| Şam’da yaşayan Velilerden Hubeyret-ül Basri hazretleri, bir gün;- Kardeşlerim, lokmanıza dikkat edin, buyurdu.
 
 Ve ekledi:
 - Haramla beslenen vücudu ateş yakar. Haram yemeyen vücudu ise toprak çürütemez.
 
 Şöyle devam etti:
 - “İman”, en büyük nimettir. Cenâb-ı Hak bir kuluna iman verdiyse, ona her şeyi vermiş demektir. Her nimet imanın içindedir çünkü.
 
 Sordular:
 - Ya iman vermediyse efendim?
 - İman vermediği kuluna hiçbir şey vermemiş demektir. Yani imanı olmayan kimse her şeyden mahrumdur.
 
 Sevindiler:
 - Öyleyse biz çok şanslıyız efendim.
 - Elbette. Çok sevinelim, çok şükredelim ki, Müslümanız elhamdülillah. Cenâb-ı Hak iman nasib etti bize.
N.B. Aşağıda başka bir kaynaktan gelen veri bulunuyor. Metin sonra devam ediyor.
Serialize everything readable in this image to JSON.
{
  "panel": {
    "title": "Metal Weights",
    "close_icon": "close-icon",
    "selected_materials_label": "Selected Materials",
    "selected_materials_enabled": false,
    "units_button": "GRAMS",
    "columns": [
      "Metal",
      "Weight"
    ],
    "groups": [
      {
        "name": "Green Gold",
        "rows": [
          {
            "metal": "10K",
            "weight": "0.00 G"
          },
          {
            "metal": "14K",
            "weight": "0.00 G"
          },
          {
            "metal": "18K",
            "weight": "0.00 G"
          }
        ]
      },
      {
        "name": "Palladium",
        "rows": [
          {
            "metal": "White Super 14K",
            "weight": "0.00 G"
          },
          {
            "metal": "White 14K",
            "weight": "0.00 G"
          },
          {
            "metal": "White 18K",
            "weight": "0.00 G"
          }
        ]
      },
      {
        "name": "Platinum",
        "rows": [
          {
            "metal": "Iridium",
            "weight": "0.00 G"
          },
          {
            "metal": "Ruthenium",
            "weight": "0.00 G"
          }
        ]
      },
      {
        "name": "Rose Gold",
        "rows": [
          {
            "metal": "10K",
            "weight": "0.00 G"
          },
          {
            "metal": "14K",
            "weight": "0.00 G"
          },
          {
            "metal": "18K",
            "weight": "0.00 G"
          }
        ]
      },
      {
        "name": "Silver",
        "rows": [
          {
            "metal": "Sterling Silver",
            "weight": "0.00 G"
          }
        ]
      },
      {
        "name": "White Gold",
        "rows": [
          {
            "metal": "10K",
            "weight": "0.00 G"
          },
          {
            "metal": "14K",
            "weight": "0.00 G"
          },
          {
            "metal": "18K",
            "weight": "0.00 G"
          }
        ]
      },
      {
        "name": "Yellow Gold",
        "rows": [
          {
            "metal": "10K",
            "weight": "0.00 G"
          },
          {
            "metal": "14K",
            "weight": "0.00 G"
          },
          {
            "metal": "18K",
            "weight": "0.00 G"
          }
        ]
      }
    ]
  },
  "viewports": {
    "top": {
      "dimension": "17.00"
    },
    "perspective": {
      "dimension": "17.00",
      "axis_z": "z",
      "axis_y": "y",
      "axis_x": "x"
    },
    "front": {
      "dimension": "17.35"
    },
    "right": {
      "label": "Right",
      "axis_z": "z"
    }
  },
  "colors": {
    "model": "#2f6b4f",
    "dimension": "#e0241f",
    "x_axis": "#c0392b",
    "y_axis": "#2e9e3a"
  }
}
Hem de doğru iman.
 
 Ve ekledi:
 - “Ehl-i sünnet” üzere iman etmiş bir kimsenin, hayatından şikayet etmesi kadar abes bir şey olamaz.
 
 Dinleyenler;
 - Ama biz bazen şikayetçi oluyoruz, dediler.
 - Çok yanlış. Bu, neye benzer, biliyor musunuz?
 
 - Neye benzer efendim?
 - Bir adam düşünün ki, “tonlarla altın”ı var. Buna rağmen “bir kuruş”un hesabını yapıyor. Yakışır mı?
 
 
 Namaz çok mühim
 
 Bir gün de “Namaz”ın ehemmiyetinden sordular bu zata:
 
 Cevap olarak;
 - Namaz, çok mühimdir, buyurdu.
 
 Ve izah etti:
 - İbadetler imandan değildir. Yani bir ibadeti terk etmek, imanı gidermez. Ama namaz için hüküm böyle değildir. Çünkü namaz ibadeti farklıdır. İstisnadır o.
 
 Sordular:
 - Onun hükmü nasıldır efendim?
 
 - Bir çok büyük alimler; “Namaz kılmayan ve namaz vakti geçerken üzülmeyen kimsenin imanı gider” buyuruyor. Namaz, bunun için mühimdir işte. Yani namazı vazife kabul etmeyen, namaz kılmadığına üzülmeyen, imanını kaybeder Allah korusun.
 
 - Ya üzülüyorsa efendim?
 - Üzülürse, imanlı olduğu anlaşılır.